Una città che chiede trasparenza, non fedeltà
Gli incresciosi avvenimenti di lite verificatisi all’interno della casa comunale dovrebbero indurre tutti, maggioranza e opposizione, a una riflessione seria. Non perché si debba emettere una sentenza politica prima ancora di conoscere gli atti. Al contrario: proprio perché gli atti devono essere conosciuti. I cittadini di Sant’Egidio del Monte Albino e delle sue frazioni hanno il diritto di sapere chi decide, come decide e secondo quali criteri vengono gestite le risorse pubbliche. Non basta dire che tutto è regolare. Quando emergono dubbi o contestazioni, la risposta più efficace non è la difesa d’ufficio: è rendere tutto verificabile. Per questo, alla luce delle questioni sollevate in questi mesi, sarebbe legittimo chiedere un supplemento di trasparenza, controlli e accessi agli atti, affinché eventuali discrasie possano essere chiarite e, se invece tutto procede nella piena regolarità, sia proprio la documentazione a dimostrarlo. La pubblica amministrazione non è una proprietà privata. Non è “casa nostra”. È la casa di tutti. E proprio per questo che assessori, amministratori, familiari e persone vicine alla politica devono essere valutati non sulla base della prossimità personale, ma attraverso regole uguali per tutti. Mancano pochi mesi al nuovo turno elettorale e la prossima campagna amministrativa non potrà prescindere da queste domande.
Trent’anni di territorio consumato e nessuna vera visione
Ma il problema di Sant’Egidio non riguarda soltanto la macchina amministrativa. Riguarda il territorio. Da trent’anni il paese sembra essere sottoposto a una trasformazione urbanistica senza una visione realmente capace di separare le esigenze produttive da quelle residenziali. Il risultato è sotto gli occhi di tutti: attività produttive, abitazioni, strade e grandi mezzi convivono spesso in un coacervo urbano difficile da sostenere. La terra degli agrumi e del fusillo, quella che avrebbe potuto costruire la propria identità sulla qualità del paesaggio, dell’agricoltura e delle produzioni, rischia di essere ricordata sempre più per cemento, cattivi odori e autotreni parcheggiati lungo le strade. È una fotografia impietosa, ma sarebbe difficile negare che esista. Eppure una domanda resta senza risposta: perché non è stata sfruttata con maggiore lungimiranza l’area industriale di Taurana, invece di continuare a consumare altro territorio e avvicinare ulteriormente attività produttive e residenze? Non è una questione ideologica. È urbanistica, pianificazione. È politica amministrativa. Perché amministrare significa anche prevedere le conseguenze delle proprie scelte. Un territorio non si governa inseguendo le emergenze o con i pacchi alimentari. Si amministra immaginando ciò che accadrà nel futuro prossimo. Ed è proprio questa visione che oggi sembra mancare.

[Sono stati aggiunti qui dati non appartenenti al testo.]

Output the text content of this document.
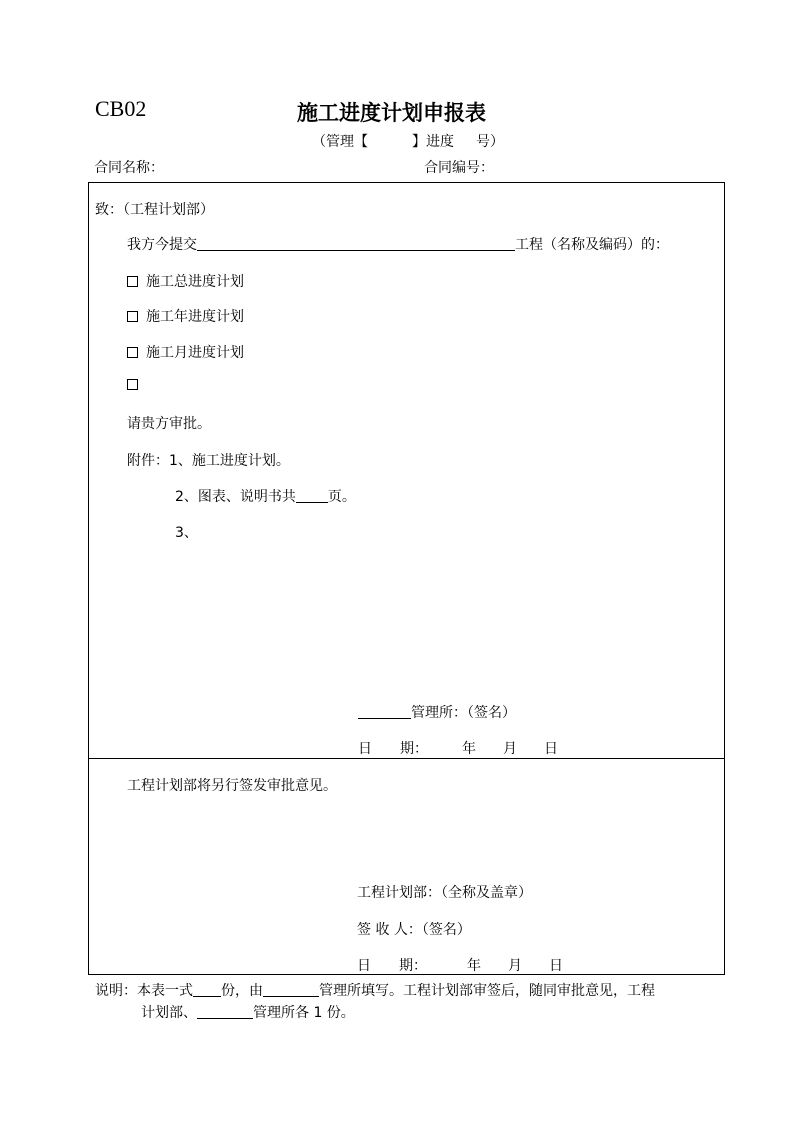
CB02	施工进度计划申报表
（管理【	】进度 号）
合同名称：	合同编号：
致：（工程计划部）
我方今提交	工程（名称及编码）的：
施工总进度计划
施工年进度计划
施工月进度计划
请贵方审批。
附件：1、施工进度计划。
2、图表、说明书共 页。
3、
管理所：（签名）
日　　期： 年 月 日
工程计划部将另行签发审批意见。
工程计划部：（全称及盖章）
签 收 人：（签名）
日　　期：	年 月 日
说明：本表一式 份，由	管理所填写。工程计划部审签后，随同审批意见，工程
计划部、	管理所各 1 份。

Il sindaco Antonio La Mura, una brava persona, e stimato professionista, niente più, con la sua maggioranza dovrà prima o poi confrontarsi duramente con tutto questo confutando tutte queste osservazioni. La prossima campagna elettorale sarà il momento in cui, quando questi saranno alle loro porte a bussare, i cittadini dovranno chiedere conto delle scelte compiute, delle occasioni perdute e di quelle ancora da cogliere. Perché chiedere nuovamente fiducia è legittimo. Una fiducia che, in democrazia, non è affatto un assegno in bianco. Resta l’amletico dubbio: ma Sant’Egidio del Monte Albino e frazioni vogliono continuare a essere amministrate attraverso rapporti casuali, di prossimità e gestione dell’emergenza, oppure è finalmente arrivato il momento di pretendere una visione pubblica, trasparente e di lungo periodo?